AS BARATAS TAMBÉM PADECEM
Luiz André B. R. Cavalcante

O que ninguém sabe é que Kafka fez uma história sem nome, na qual certo dia uma barata acorda transformada num homem minúsculo e indefeso. Depois de certo tempo, e já plenamente integrado ao convívio da comunidade, o homem-barata sai para comer restos de comida na pia da cozinha e, inadvertidamente, consome um pedaço de queijo cheio de veneno, desses de efeito lento. Voltando para o refúgio da toca, o homem-barata começa a passar mal, tem uma violenta indigestão e termina morrendo. Como não podia deixar de ser, as baratas, que são criaturas canibais, jantam-no com pompa e honra. 

Este o tema da novela: naquela comunidade relativamente próspera, o homem funciona como um elemento desestabilizador – pior: como um elemento desagregador, porque ele, logo ele, é que come a comida envenenada. Um inapto, enfim, que, depois de conquistar a confiança do grupo, deixa como herança a própria morte.
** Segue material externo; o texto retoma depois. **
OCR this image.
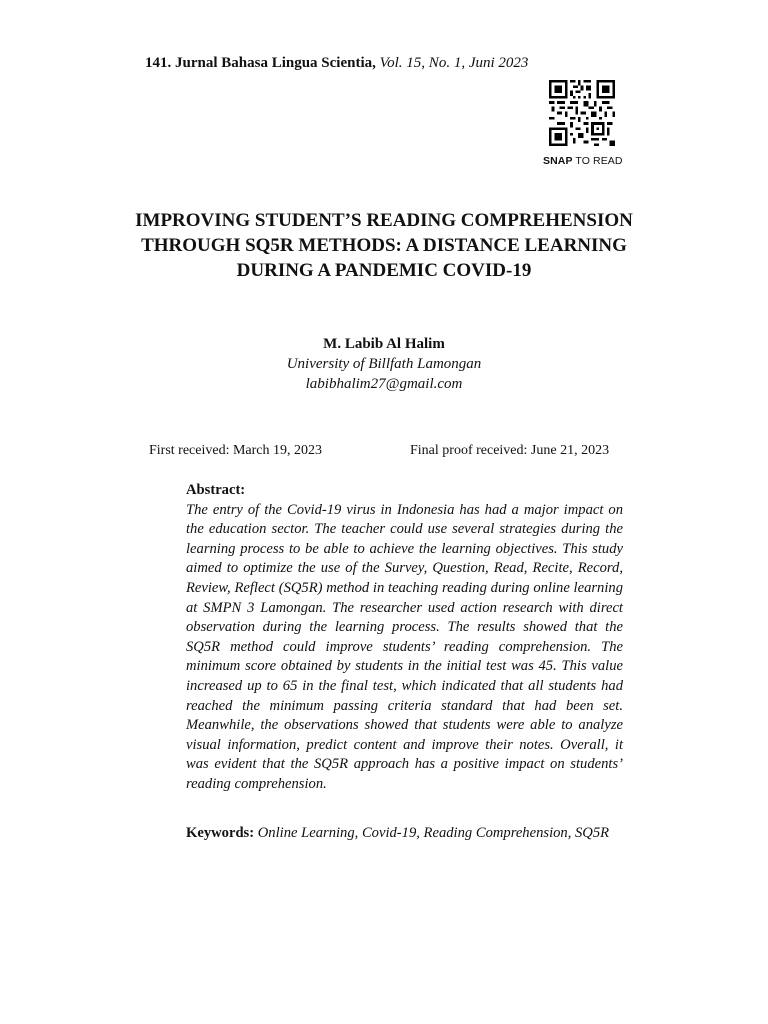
141. Jurnal Bahasa Lingua Scientia, Vol. 15, No. 1, Juni 2023
SNAP TO READ
IMPROVING STUDENT’S READING COMPREHENSION THROUGH SQ5R METHODS: A DISTANCE LEARNING DURING A PANDEMIC COVID-19
M. Labib Al Halim
University of Billfath Lamongan
labibhalim27@gmail.com
First received: March 19, 2023	Final proof received: June 21, 2023
Abstract:
The entry of the Covid-19 virus in Indonesia has had a major impact on the education sector. The teacher could use several strategies during the learning process to be able to achieve the learning objectives. This study aimed to optimize the use of the Survey, Question, Read, Recite, Record, Review, Reflect (SQ5R) method in teaching reading during online learning at SMPN 3 Lamongan. The researcher used action research with direct observation during the learning process. The results showed that the SQ5R method could improve students’ reading comprehension. The minimum score obtained by students in the initial test was 45. This value increased up to 65 in the final test, which indicated that all students had reached the minimum passing criteria standard that had been set. Meanwhile, the observations showed that students were able to analyze visual information, predict content and improve their notes. Overall, it was evident that the SQ5R approach has a positive impact on students’ reading comprehension.
Keywords: Online Learning, Covid-19, Reading Comprehension, SQ5R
Claro que seus amigos que o jantam também morrem envenenados. Estes, por sua vez, são jantados e transmitem o veneno, dando assim início a um ciclo de morte e destruição que se abate sobre a comunidade inteira. 

Tudo isso para mostrar quanto o homem pode ser nocivo, especialmente às baratas. Sem falar no fato — desabonador, para o homem — de que, ao contrário do que tinha sucedido na primeira novela, na qual os homens se constrangeram em aceitar uma barata em seu meio, nesta as baratas não tiverem problemas em acolher o estranho, mesmo odioso e de tão más lembranças, destinado desde sempre a lhes aplicar chineladas e quejandos.